Saturday, November 29, 2008

A home for your hobbies


A well executed service concept can be a great inspiration and Pidilite Hobby Ideas is one such. Recently walked into one their outlets (Bangalore) and besides the amazing range of goodies that Pidilite has put together from across the world, one is struck by the overall service experience.
Hobby ideas is an upstream stationery shop which caters to a host of pastime pursuits – from the regular like painting, sketching etc. to more exotic ones like clay modelling, wood modelling etc. Besides it has accessories that enable even novices like me to produce something which is aesthetically acceptable. There are dye-cuts, punches, glitters, origami papers, and all sorts of things which can take even a simple greeting card to a new level of accomplishment.
It is all put together with enormous care and attention and the excitement one feels is similar to the one in a toyshop for a child!
Moreover, what really caught my imagination is the way they are going about marketing themselves. One can attend a free workshop every evening for 3 hours with a highly skilled Pidilite person and produce a hobby idea (which are all displayed in the store), and they also have a service where one can organize a birthday in a part of the store with a customized workshop where the stuff that the guests produce can be taken home as the return gift. In December they are launching a series of weekly workshops aimed at homemakers and children.
It is this kind of experiential marketing that creates a high degree of loyalty in customers. Pidilite have not gone for a high profile media blitz or an invitation sale, instead they have opted for a more difficult, slow burn path to create a small but dedicated base of customers who have experienced the joy of producing a hobby.
And we all know that it is not so easy for a highly product oriented company to pull something like this off in the service domain.
Have always admired this little gem of a company out of Mumbai for its innovative ways but we will leave that for another post.

Sunday, November 16, 2008

Bharti’s New Identity




Because this blog’s central focus is on brand building for ‘organization brands’, every time a significant corporate brand undergoes a facelift, I am tempted to add my two bits.

The Bharti Group being the latest one to go in for a new garb.
Frankly, more often than not I have felt that the visual identity changes tend to be taken up without any real change on the ground. In fact, one gets the sense that it is often to create a sense of activity in the absence of any real change on the ground.

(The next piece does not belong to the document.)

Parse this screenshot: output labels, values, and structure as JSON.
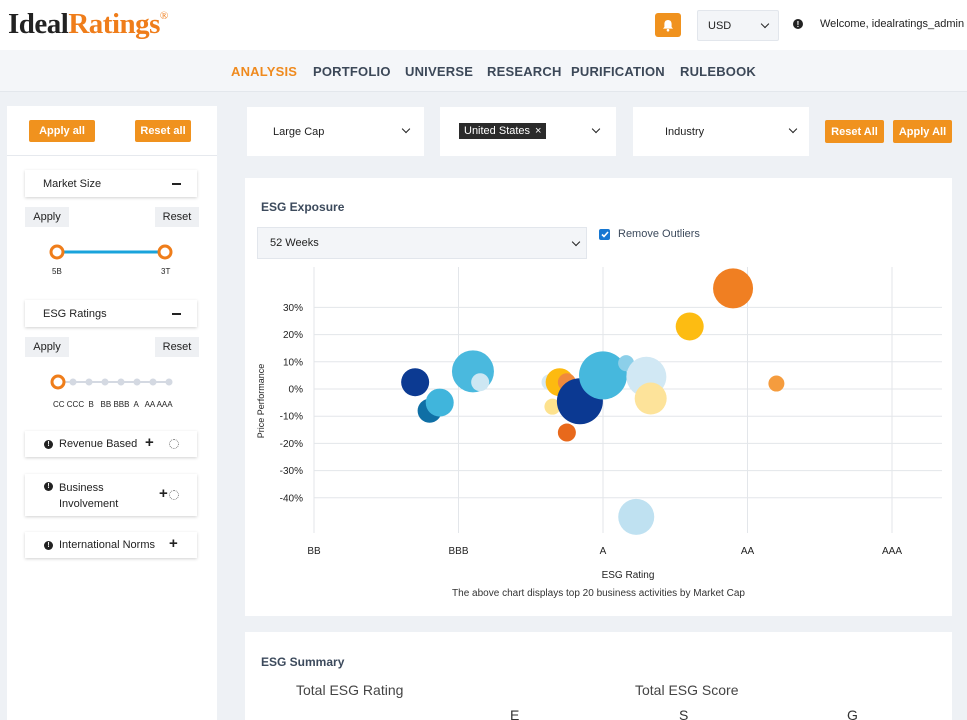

However, in the case of Bharti, clearly the organization had transformed way beyond what its earlier identity reminded stakeholders of. There was a clearly a case of underlining that change and getting all the diversified forays of the group underlined in public memory. Having built a hugely successful core business in telephony, the group has also attracted the likes of Wal Mart and Axa to partner with it.
The new logo makes no attempt to maintain continuity with the past, indicative if the trajectory the group’s growth has followed. It is a striking new font in a color that one doesn’t see very often and the subtle idea in the perpendicular arrow-heads is well integrated into the unit.
Having said that, one also wonders whether the group missed out on an opportunity to make the idea work a little harder.
Fundamentally, the new identity, with all its attempts at taking the high ground, fails to capture the uniqueness of the Bharti personality. Part of the reason being the lack of idiosyncrasy in the Bharti group itself. They try very hard to portray a good, responsible big boy image and model themselves on the Sri Rama Archetype much like TATA or Infosys does.
Even the advertising around the new idea is as motherhood as one can get with the core message of ‘small steps resulting in something big’ and using metaphors like Gandhi etc. is nothing but a lazy attempt at creativity, with neither much upside nor much downside (when Apple did 'the crazy ones' more than a decade ago it was an idea and they could pull it off, but subsequently many have tried to ride on it without it really sticking to them). The full page ad Bharti did about a week back, could have belonged to a dozen other success stories of the last decade.
The TV commercial looks more like an a/v one would do for an internal sales meet to kick it off on a high.

Instead a closer to reality story probably would have worked much better.
There is a certain endearing humility to Mr. Sunil Mittal, which is a quality the group may do well to capture. Also, it has more Indian-ness than an Infy or a TATA, reflected in its North Indian roots and its ‘band of brothers’ management structure. In a way this makes the group more earthy, accessible and charming. They seem to be in denial of their rough edges and in the process miss out on the spunk.
It is a Dhoni compared to the Dravid/Kumbles, that it tries to walk in the footsteps of.
This cultural uniqueness of this group, along with its stellar business success could have given the communication that edge that it currently sorely lacks.